The center, located on the campus of UNC Asheville, is a hub for state efforts to coordinate and promote healthy living among its residents. Recognizing that FEAST, a program of Slow Food Asheville, promotes the same things, the center offered it space in its new incubator designed to foster enterprises that encourage healthy choices among North Carolinians.
The space is available to FEAST rent-free for one year, said FEAST’s assistant director Nan Kramer. FEAST, currently working with students in four elementary schools, four middle schools and Pisgah View Apartments, teaches young people the joys and benefits of freshly cooked, nutritious food.
The office space will help consolidate a lot of FEAST’s efforts and resources, some of which have been scattered about town, Kramer said. For instance, supplies such as bowls, pans and cooking utensils that have been stored in volunteers’ homes will now have space on racks inside the FEAST office. Having everything in one place will help FEAST volunteers focus their work and save time, Kramer said.

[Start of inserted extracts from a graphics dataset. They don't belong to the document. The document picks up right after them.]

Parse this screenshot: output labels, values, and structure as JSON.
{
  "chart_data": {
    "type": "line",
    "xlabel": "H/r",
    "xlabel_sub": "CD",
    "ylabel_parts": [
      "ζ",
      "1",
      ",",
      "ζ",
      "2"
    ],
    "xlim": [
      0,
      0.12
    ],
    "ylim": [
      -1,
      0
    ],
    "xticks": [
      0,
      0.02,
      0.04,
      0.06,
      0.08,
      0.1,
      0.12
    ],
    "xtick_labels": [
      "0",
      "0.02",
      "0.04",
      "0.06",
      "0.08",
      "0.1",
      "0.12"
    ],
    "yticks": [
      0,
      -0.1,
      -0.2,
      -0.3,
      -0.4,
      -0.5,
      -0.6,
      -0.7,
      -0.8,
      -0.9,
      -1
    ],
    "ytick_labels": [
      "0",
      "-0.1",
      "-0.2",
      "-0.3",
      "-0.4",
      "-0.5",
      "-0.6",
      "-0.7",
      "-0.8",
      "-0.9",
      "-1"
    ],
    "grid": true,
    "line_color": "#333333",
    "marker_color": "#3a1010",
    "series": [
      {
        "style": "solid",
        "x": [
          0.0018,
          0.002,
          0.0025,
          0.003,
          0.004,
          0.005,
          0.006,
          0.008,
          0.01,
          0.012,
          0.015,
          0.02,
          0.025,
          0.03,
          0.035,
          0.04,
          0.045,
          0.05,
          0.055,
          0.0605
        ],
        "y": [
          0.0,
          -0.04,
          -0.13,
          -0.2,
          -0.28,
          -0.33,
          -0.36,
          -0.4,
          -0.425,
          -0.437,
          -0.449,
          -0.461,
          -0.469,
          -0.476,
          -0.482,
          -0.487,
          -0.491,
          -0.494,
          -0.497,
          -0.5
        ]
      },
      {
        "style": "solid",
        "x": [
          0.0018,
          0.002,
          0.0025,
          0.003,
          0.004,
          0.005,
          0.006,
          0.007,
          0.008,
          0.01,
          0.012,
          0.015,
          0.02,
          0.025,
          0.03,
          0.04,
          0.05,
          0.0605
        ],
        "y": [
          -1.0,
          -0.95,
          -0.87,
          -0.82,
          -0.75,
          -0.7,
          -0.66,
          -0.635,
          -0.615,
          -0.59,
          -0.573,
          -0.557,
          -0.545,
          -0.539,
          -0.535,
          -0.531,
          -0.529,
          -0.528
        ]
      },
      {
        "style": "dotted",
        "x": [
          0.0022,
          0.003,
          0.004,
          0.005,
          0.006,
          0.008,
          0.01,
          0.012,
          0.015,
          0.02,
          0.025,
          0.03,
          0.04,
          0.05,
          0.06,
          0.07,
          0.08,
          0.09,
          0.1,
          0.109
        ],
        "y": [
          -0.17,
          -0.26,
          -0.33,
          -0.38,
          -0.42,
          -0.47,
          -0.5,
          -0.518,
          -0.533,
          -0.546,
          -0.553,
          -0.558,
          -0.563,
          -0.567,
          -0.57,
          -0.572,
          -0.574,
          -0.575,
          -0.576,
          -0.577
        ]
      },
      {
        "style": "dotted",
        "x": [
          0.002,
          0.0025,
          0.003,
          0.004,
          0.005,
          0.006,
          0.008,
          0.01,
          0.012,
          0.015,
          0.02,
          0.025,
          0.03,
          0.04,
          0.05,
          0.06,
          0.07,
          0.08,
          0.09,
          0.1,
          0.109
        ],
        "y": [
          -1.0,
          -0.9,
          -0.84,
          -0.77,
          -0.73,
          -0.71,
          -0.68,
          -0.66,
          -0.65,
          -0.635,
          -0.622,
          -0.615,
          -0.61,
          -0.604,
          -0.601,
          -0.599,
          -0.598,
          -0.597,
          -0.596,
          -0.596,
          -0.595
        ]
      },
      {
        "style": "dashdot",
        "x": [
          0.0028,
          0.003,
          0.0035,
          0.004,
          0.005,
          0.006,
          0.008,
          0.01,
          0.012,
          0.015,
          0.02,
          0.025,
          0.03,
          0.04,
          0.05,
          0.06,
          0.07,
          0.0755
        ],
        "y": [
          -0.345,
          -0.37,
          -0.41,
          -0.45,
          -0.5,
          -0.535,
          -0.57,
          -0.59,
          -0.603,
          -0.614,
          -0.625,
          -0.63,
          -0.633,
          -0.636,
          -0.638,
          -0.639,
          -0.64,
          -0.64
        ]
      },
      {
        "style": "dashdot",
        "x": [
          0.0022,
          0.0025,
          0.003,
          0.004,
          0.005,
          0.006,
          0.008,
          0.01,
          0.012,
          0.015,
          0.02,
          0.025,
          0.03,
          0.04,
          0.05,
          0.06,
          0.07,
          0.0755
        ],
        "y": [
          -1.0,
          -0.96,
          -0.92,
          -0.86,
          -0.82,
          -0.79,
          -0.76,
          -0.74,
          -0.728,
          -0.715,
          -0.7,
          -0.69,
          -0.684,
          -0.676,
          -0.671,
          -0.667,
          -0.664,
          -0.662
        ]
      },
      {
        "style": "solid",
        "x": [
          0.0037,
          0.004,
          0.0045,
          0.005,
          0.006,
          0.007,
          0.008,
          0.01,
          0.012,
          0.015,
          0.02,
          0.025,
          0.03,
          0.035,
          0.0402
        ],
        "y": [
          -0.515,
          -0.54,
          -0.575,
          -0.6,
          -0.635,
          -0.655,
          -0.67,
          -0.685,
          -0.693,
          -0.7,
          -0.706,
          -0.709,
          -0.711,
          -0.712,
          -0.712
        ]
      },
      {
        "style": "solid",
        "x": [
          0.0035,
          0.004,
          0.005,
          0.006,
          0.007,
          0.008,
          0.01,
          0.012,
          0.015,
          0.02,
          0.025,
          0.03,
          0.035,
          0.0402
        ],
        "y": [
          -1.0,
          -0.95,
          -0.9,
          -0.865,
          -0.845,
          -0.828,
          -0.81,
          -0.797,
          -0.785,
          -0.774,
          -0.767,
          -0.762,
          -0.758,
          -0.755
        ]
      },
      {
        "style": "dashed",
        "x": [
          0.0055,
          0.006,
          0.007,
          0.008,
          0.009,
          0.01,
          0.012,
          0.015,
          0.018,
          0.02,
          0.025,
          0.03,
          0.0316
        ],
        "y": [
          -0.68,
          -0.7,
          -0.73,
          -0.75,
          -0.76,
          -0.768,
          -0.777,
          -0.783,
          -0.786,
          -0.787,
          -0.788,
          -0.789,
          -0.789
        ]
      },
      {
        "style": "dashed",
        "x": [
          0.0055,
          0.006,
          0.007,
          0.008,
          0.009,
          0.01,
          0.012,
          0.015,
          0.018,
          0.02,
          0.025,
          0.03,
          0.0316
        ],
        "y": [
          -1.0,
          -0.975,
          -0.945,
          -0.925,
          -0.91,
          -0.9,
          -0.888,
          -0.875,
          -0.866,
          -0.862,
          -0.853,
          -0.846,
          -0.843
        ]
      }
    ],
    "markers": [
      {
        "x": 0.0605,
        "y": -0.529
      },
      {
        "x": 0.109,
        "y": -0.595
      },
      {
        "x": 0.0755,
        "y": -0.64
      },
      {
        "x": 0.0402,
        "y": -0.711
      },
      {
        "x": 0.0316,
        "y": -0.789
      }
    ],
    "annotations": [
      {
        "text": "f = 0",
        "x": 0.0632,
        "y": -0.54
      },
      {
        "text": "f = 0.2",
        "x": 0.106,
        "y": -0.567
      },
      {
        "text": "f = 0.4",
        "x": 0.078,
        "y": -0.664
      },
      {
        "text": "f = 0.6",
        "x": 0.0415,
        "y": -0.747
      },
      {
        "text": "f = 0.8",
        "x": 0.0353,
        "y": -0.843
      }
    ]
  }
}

“This is a big step for us moving forward,” Kramer, who studied health and wellness at UNCA, said. “Since FEAST is about local food and good health and sustainability, the center was excited for us to come.”
Being centralized in one location will help the program, now in its fourth year, move forward with applying for grants to underwrite its work, she said. And it will help with the little things that are helping the program succeed, such as having one location for the thank you notes that she writes to farms and businesses that donate food and cooking supplies.
In its new office, FEAST will have access to a teaching kitchen, as well as UNCA students who will volunteer to receive academic credit.
The office space comes at a good time for FEAST, which this fall takes over a student-planted and –tended garden at Vance Elementary School. FEAST will help students there plant and harvest the garden, as well as help them cook the produce. FEAST hopes to replicate the garden program at other schools in the future.
“This (office) will help us expand our programming and get into more schools,” Kramer said. And knowing they have the office for one year only will push volunteers to move FEAST to the next level, she said.
“This will help us stay on track,” she said. “Everything that is FEAST is in one spot.”